Barry S. Sternlicht who is Chairman of Starlight Capital, and a major current shareholder of TRI Pointe, will also continue as Chairman of the Board of the expanded TRI Pointe and Doug Bauer will also continue as a Director. TRI Pointe will enlarge its Board from seven to nine directors and Weyerhaeuser will have the right to select four of the nine directors for appointment to the new Board once the deal closes.
“Our Board of Directors has determined that combining Weyerhaeuser Real Estate Company with TRI Pointe creates the greatest value for our shareholders, ” said Doyle Simons, Weyerhaeuser’s President and Chief Executive Officer.
“Today’s announcement is an important milestone for our organization as it transforms TRI Pointe into one of the leading players in the homebuilding industry, ” said Doug Bauer, TRI Pointe Chief Executive Officer.
“Doug and the management team have built TRI Pointe rapidly through a dedication to innovative designs and strong customer commitment, ” said Barry Sternlicht, Chairman of the Board of TRI Pointe. “Both organizations share a disciplined, hands-on approach, leveraging strong local market relationships, and they have established reputations for delivering quality homes on budget and on schedule to drive shareholder value.”
From a strategic standpoint TRI Pointe considers the deal will bring it a lot of benefits, especially in the perennially tight California housing markets. It puts it this way:
• Enhanced Geographic Presence:
TRI Pointe will significantly broaden its geographic footprint with the addition of Weyerhaeuser’s operations and local market leadership, providing entry into high-growth markets that exhibit favorable long-term economic and demographic fundamentals. These markets include Houston, Phoenix, Tucson, Las Vegas, Southern California, the Washington DC metro area, Richmond, and the Puget Sound region of Washington State.
• Deeper California Footprint:
The addition of Pardee Homes will deepen TRI Pointe’s footprint considerably in key lot-constrained Southern California counties including Los Angeles, San Diego, Riverside, and San Bernardino. Each is a market where TRI Pointe has extensive local knowledge and key land developer relationships.
• Expanded Land Holdings:
Through the transaction, TRI Pointe will increase its land inventory by gaining control of Weyerhaeuser’s approximately existing 27, 000 building lots.

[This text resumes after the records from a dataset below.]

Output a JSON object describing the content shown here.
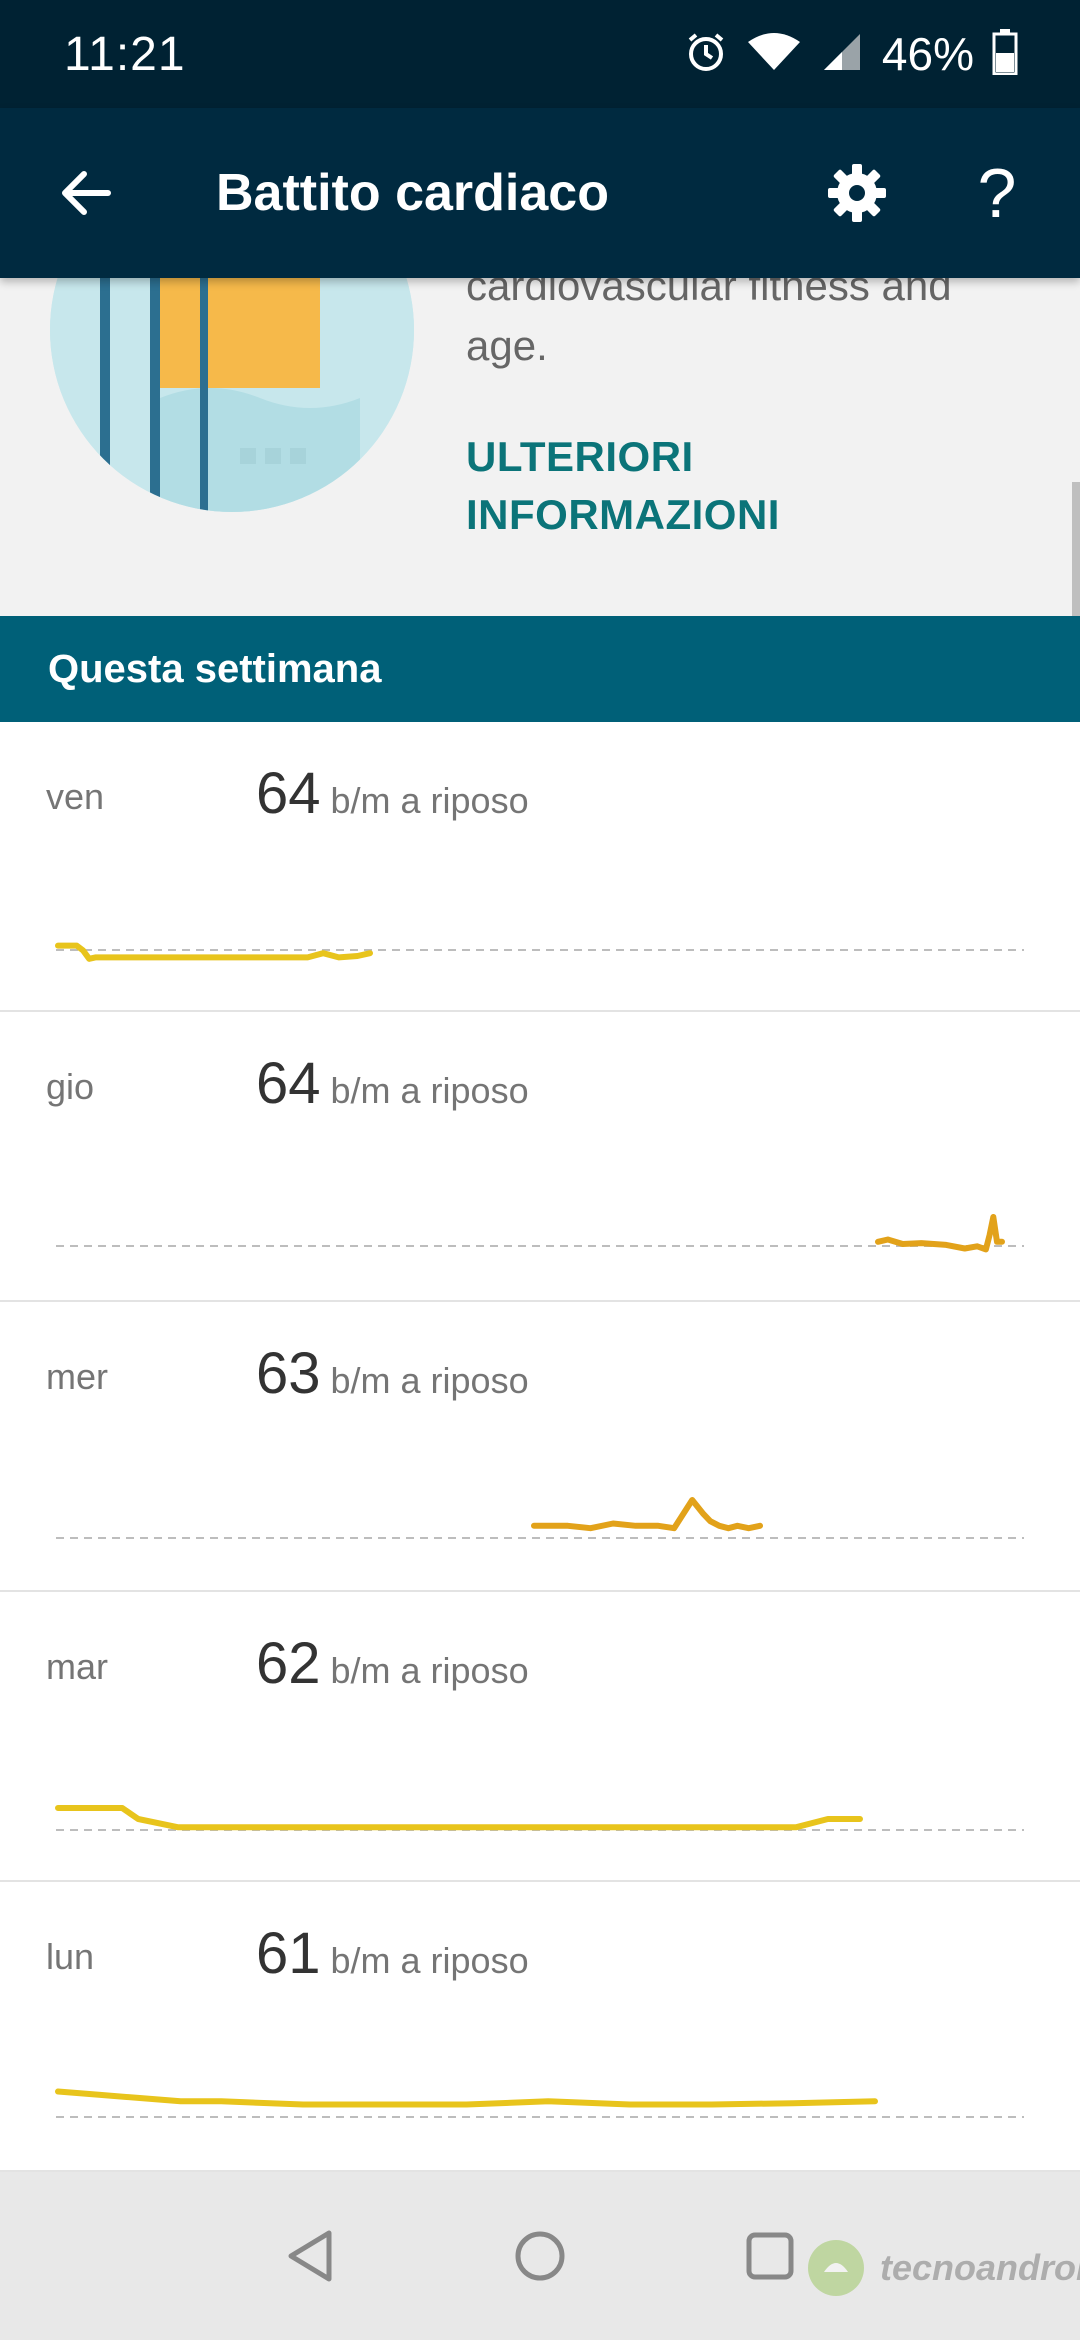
{
  "status_bar": {
    "time": "11:21",
    "battery_percent": "46%",
    "icons": [
      "alarm-icon",
      "wifi-icon",
      "signal-icon",
      "battery-icon"
    ]
  },
  "app_bar": {
    "title": "Battito cardiaco",
    "back_icon": "arrow-left-icon",
    "settings_icon": "gear-icon",
    "help_label": "?"
  },
  "info": {
    "line1": "cardiovascular fitness and",
    "line2": "age.",
    "learn_more_line1": "ULTERIORI",
    "learn_more_line2": "INFORMAZIONI"
  },
  "week": {
    "header": "Questa settimana",
    "unit": "b/m a riposo",
    "days": [
      {
        "label": "ven",
        "value": "64",
        "color": "#e8c41c",
        "trace": [
          [
            0.0,
            0.13
          ],
          [
            0.06,
            0.13
          ],
          [
            0.08,
            0.3
          ],
          [
            0.1,
            0.6
          ],
          [
            0.12,
            0.55
          ],
          [
            0.2,
            0.55
          ],
          [
            0.3,
            0.55
          ],
          [
            0.4,
            0.55
          ],
          [
            0.5,
            0.55
          ],
          [
            0.6,
            0.55
          ],
          [
            0.7,
            0.55
          ],
          [
            0.8,
            0.55
          ],
          [
            0.85,
            0.4
          ],
          [
            0.9,
            0.55
          ],
          [
            0.96,
            0.5
          ],
          [
            1.0,
            0.4
          ]
        ]
      },
      {
        "label": "gio",
        "value": "64",
        "color": "#e2a21a",
        "trace": [
          [
            0.0,
            0.55
          ],
          [
            0.08,
            0.5
          ],
          [
            0.2,
            0.6
          ],
          [
            0.35,
            0.58
          ],
          [
            0.55,
            0.62
          ],
          [
            0.7,
            0.7
          ],
          [
            0.8,
            0.65
          ],
          [
            0.87,
            0.72
          ],
          [
            0.9,
            0.4
          ],
          [
            0.93,
            0.0
          ],
          [
            0.96,
            0.55
          ],
          [
            1.0,
            0.55
          ]
        ]
      },
      {
        "label": "mer",
        "value": "63",
        "color": "#e2a21a",
        "trace": [
          [
            0.0,
            0.55
          ],
          [
            0.15,
            0.55
          ],
          [
            0.25,
            0.6
          ],
          [
            0.35,
            0.5
          ],
          [
            0.45,
            0.55
          ],
          [
            0.55,
            0.55
          ],
          [
            0.62,
            0.6
          ],
          [
            0.7,
            0.0
          ],
          [
            0.75,
            0.3
          ],
          [
            0.78,
            0.45
          ],
          [
            0.82,
            0.55
          ],
          [
            0.86,
            0.6
          ],
          [
            0.9,
            0.55
          ],
          [
            0.95,
            0.6
          ],
          [
            1.0,
            0.55
          ]
        ]
      },
      {
        "label": "mar",
        "value": "62",
        "color": "#e8c41c",
        "trace": [
          [
            0.0,
            0.2
          ],
          [
            0.08,
            0.2
          ],
          [
            0.1,
            0.4
          ],
          [
            0.15,
            0.55
          ],
          [
            0.25,
            0.55
          ],
          [
            0.35,
            0.55
          ],
          [
            0.45,
            0.55
          ],
          [
            0.55,
            0.55
          ],
          [
            0.65,
            0.55
          ],
          [
            0.75,
            0.55
          ],
          [
            0.85,
            0.55
          ],
          [
            0.92,
            0.55
          ],
          [
            0.96,
            0.4
          ],
          [
            1.0,
            0.4
          ]
        ]
      },
      {
        "label": "lun",
        "value": "61",
        "color": "#e8c41c",
        "trace": [
          [
            0.0,
            0.3
          ],
          [
            0.05,
            0.35
          ],
          [
            0.1,
            0.4
          ],
          [
            0.15,
            0.45
          ],
          [
            0.2,
            0.45
          ],
          [
            0.3,
            0.5
          ],
          [
            0.4,
            0.5
          ],
          [
            0.5,
            0.5
          ],
          [
            0.6,
            0.45
          ],
          [
            0.7,
            0.5
          ],
          [
            0.8,
            0.5
          ],
          [
            0.9,
            0.48
          ],
          [
            1.0,
            0.45
          ]
        ]
      }
    ]
  },
  "nav_bar": {
    "icons": [
      "back-triangle-icon",
      "home-circle-icon",
      "recents-square-icon"
    ]
  },
  "watermark": {
    "text": "tecnoandroid"
  }
}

More than 16, 000 of these lots are located in lot-constrained California markets where TRI Pointe has strong knowledge and an established history of success. The added land holdings also provide optionality for future land and lot sales.
• Best-in-Class Management Team:
In addition to TRI Pointe’s executive management team, TRI Pointe will gain an experienced senior management team, operating five distinct homebuilders, each with an average of 21 years operating experience in their regional markets. These teams have unparalleled local knowledge and relationships in their respective markets.
• Increased Market Capitalization & Liquidity:
The transaction will increase TRI Pointe’s market capitalization (on the NYSE) and shares outstanding, and improve its access to the capital markets. Additionally, the combined company will benefit from strong margin contribution from Weyerhaeuser’s assets, which are being transferred into the expanded entity at book value.
In today’s recovering housing markets in the US, it may very well be the additional access to capital markets, which the larger combined entity will likely have easier access to, that is one of its most attractive features.
Markets reacted well to the announcement of the deal, pushing TRI Pointe shares up by over 6% as of the time of writing. Barry Strernlicht’s Starlight Capital’s holding in TRI Pointe will be diluted down from 38% to about 7.5% after this deal closes. If the values are going up he won’t mind a bit. One can even say this transaction appears to be business and financial engineering at its most constructive.